Aggrey Zola Klaaste OMSG (6 January 1940 – 19 June 2004) was a South African newspaper journalist and editor. He was best known for being editor of the Soweto-based newspaper, the Sowetan, from 1988 to 2002. He introduced the concept of "nation building" while editor of the Sowetan and spent much of his time and energy promoting the idea.

==Early life==
Klaaste was born in Kimberley as one of eight children, in a township called Green Point in the Northern Cape. His father Tobias Klaaste was born in 1886 and died in 1973. His mother Regina Mantoa was born in 1900 and died in 1986. When he was three, his family moved to Sophiatown in Johannesburg, where his father became a clerk at a gold mine.
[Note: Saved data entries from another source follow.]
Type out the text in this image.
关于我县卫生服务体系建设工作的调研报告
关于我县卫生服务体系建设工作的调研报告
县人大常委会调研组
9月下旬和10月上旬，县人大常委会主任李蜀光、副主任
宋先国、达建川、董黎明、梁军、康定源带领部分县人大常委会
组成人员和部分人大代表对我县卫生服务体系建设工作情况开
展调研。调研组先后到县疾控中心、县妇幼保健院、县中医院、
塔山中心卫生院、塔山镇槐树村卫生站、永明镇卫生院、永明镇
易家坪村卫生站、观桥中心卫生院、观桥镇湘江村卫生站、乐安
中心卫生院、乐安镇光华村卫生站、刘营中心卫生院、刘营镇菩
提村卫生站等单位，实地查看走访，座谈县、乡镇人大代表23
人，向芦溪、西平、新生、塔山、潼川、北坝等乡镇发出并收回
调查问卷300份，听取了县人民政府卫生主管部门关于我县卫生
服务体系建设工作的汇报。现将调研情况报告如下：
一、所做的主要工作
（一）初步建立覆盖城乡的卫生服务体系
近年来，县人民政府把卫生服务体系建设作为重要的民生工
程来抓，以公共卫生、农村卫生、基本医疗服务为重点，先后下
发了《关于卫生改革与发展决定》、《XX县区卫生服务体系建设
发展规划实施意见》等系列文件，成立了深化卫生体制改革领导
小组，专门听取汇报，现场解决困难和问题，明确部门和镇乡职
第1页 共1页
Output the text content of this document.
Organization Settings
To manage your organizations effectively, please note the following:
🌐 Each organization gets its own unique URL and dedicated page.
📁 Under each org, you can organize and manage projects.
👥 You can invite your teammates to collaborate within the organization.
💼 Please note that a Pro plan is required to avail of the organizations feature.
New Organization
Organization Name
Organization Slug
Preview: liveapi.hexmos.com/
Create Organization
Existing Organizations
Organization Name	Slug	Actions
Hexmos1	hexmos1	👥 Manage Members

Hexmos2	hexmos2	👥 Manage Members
Klaaste attended school in Newclare (previously known as Western Native Township), before moving onto Western High School, a predimoninatly coloured area at the time.

In 1955, when Sophiatown was dismantled, the family moved to Meadowlands in Soweto. He began studying at the University of the Witwatersrand in 1958 and graduated in 1960 with a Bachelor of Arts degree. Klaaste was one of the last blacks to have completed a degree at the university before it was closed to blacks by apartheid laws. In 1960 the apartheid government passed a law called the Extension of University Education Act, which meant some of the best universities in South Africa were reserved for the white minority. Klaaste attended WITS with South African literary luminaries like Miriam Tlali, the first black woman in South Africa to publish a novel in English.

==Career==
After graduating he became a journalist, first with Drum magazine and subsequently with The World (which was banned by the South African government in 1977) and The Post (which became the Sowetan in 1981). While working as an intern for Drum magazine, whose celebrated writers had by this time moved on to different things, Klaaste's lifestyle emulated that of his predecessors. He soon battled with alcoholism. In 1961 he took on a permanent job as a writer for Bantu World. Due to heavy drinking, he struggled to hold on to permanent work for too long. He found himself back at Drum in 1964, where he covered the famous Rivonia Trial. In 1977 he was arrested along with The World editor at the time, Percy Qoboza, and spent nine months in jail. This was a crackdown led by the Special Branch police in an effort to shut down two of the most popular black publications at the time, The World and Weekend World.

==Nation building==
In the late 1980s South Africa was a bedrock for mass protest action met with violence from the apartheid police. By 1988 Aggrey Klaaste was the editor of The Sowetan (previously The World) which was the largest circulating black newspaper in the country at the time. The ANC accused The Sowetan of showing preferential treatment and being pro-PAC and Black Consciousness. With these two factors to consider, Klaaste decided to shift the newspaper's editorial policy and began sparking a dialogue around nation building. He wrote at length in his column On the Line about a non-racial South Africa and practical measures with which black people can make sense of apartheid on a daily basis. Klaaste was also known to be an active member of his community in Meadowlands, Soweto. Klaaste faced more criticism for his attempts at unifying a divided country, particularly from the Black Consciousness Movement, who accused him of ‘selling-out’ by spreading ideas of a non-racial society.

Prior to his death, he was an executive with the black empowerment company, New Africa Investment Ltd. (NAIL) as well as the chairperson of the Johannesburg Tourism Company. He was voted 58th in the Top 100 Great South Africans in 2004.